Monday, March 10, 2008

Roy Foster

Roy Foster is Carroll Professor of Irish History, an endowed Chair founded in 1991 and attached to Hertford College, University of Oxford. He is the author of many books on the political, social, cultural and literary history of Ireland, and the two-volume authorized biography of W.B.Yeats. His most recent work, Luck and the Irish: A Brief History of Change from 1970, concerns social and political change in Ireland in the late twentieth century.

Of Luck and the Irish, William Birdthistle wrote in the Wall Street Journal: "This deceptively brief volume is an encyclopedic survey of change throughout the national fabric of Ireland -- religious, political and cultural -- over the past three decades."

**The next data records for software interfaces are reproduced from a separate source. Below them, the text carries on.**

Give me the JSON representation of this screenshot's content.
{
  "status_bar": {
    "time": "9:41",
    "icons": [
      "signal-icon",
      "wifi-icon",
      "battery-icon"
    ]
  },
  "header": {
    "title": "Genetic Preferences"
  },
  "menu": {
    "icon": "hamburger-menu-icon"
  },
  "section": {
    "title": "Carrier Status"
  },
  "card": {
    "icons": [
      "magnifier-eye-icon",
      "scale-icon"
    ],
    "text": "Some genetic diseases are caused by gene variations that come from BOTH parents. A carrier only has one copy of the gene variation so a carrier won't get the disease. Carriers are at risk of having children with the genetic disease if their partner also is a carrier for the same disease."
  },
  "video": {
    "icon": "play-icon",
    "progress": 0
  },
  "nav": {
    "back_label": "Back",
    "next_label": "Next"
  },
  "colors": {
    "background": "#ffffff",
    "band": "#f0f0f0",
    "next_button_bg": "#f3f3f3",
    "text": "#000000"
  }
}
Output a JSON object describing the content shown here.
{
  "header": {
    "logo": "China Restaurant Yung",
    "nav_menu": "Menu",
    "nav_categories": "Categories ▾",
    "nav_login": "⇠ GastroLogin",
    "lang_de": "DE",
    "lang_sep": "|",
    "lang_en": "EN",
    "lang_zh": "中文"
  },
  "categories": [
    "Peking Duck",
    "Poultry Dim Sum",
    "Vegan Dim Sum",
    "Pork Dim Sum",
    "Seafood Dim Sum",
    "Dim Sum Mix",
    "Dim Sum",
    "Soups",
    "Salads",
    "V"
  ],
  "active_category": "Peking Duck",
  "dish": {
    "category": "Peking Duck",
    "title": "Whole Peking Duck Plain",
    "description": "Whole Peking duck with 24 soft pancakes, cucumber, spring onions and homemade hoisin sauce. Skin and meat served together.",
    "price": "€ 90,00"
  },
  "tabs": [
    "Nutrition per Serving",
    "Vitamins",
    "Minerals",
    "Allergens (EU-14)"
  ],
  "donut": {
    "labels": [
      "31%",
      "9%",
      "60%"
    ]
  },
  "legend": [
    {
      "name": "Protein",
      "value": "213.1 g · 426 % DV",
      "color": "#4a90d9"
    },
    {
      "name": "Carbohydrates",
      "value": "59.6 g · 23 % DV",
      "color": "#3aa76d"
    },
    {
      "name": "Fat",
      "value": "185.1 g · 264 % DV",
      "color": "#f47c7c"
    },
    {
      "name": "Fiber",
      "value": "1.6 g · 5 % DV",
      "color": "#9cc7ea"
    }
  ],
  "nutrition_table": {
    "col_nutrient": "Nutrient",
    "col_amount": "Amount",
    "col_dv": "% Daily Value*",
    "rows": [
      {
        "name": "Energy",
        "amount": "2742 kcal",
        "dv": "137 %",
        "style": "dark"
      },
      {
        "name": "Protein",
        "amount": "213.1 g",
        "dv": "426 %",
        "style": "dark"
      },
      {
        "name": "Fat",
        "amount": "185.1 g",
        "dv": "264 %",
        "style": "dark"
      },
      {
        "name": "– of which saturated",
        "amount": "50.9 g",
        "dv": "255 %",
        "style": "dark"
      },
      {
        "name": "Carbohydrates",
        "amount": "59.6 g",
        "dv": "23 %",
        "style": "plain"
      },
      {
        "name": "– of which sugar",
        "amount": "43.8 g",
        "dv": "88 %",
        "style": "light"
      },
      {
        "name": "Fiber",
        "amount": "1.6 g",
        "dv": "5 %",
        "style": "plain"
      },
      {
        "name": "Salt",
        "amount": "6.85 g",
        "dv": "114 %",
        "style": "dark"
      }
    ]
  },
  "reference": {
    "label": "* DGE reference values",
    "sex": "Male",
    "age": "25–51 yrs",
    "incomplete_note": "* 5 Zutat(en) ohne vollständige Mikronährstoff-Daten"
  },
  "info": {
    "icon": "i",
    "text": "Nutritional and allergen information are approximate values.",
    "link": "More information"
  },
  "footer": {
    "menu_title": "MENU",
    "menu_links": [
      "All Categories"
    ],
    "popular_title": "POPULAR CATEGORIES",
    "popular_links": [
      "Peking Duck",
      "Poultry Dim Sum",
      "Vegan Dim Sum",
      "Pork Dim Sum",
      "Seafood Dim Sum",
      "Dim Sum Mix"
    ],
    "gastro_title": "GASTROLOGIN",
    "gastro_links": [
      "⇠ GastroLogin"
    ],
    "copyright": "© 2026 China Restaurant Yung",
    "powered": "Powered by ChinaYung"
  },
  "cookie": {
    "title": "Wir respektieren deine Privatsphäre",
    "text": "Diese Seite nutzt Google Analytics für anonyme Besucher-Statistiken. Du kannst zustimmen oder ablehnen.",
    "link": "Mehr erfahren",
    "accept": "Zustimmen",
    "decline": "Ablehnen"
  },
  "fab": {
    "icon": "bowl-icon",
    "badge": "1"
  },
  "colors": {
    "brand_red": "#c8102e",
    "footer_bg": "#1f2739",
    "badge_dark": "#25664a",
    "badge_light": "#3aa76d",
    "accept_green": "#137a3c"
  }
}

Last week I asked him what he was reading. His reply:
Scotland's Books by Robert Crawford [Penguin, literary history], because I'm giving the Clark lectures in Cambridge next year and want to talk about nationalism and romanticism in literature; The Truth Commissioner by David Park [Bloomsbury], because it's a powerful novel about Northern Ireland by a writer I deeply admire; God's Architect: Pugin and the Building of Romantic Britain by Rosemary Hill [Penguin] and Talleyrand: Betrayer and Saviour of France by Robin Harris [John Murray], because I'm a judge of a prize for literary biography & have to produce a shortlist in a week or so; and Selected Poems by Bernard O'Donoghue [Faber], because he is a poet of great distinction and subtle power who writes about the Ireland I know (or knew).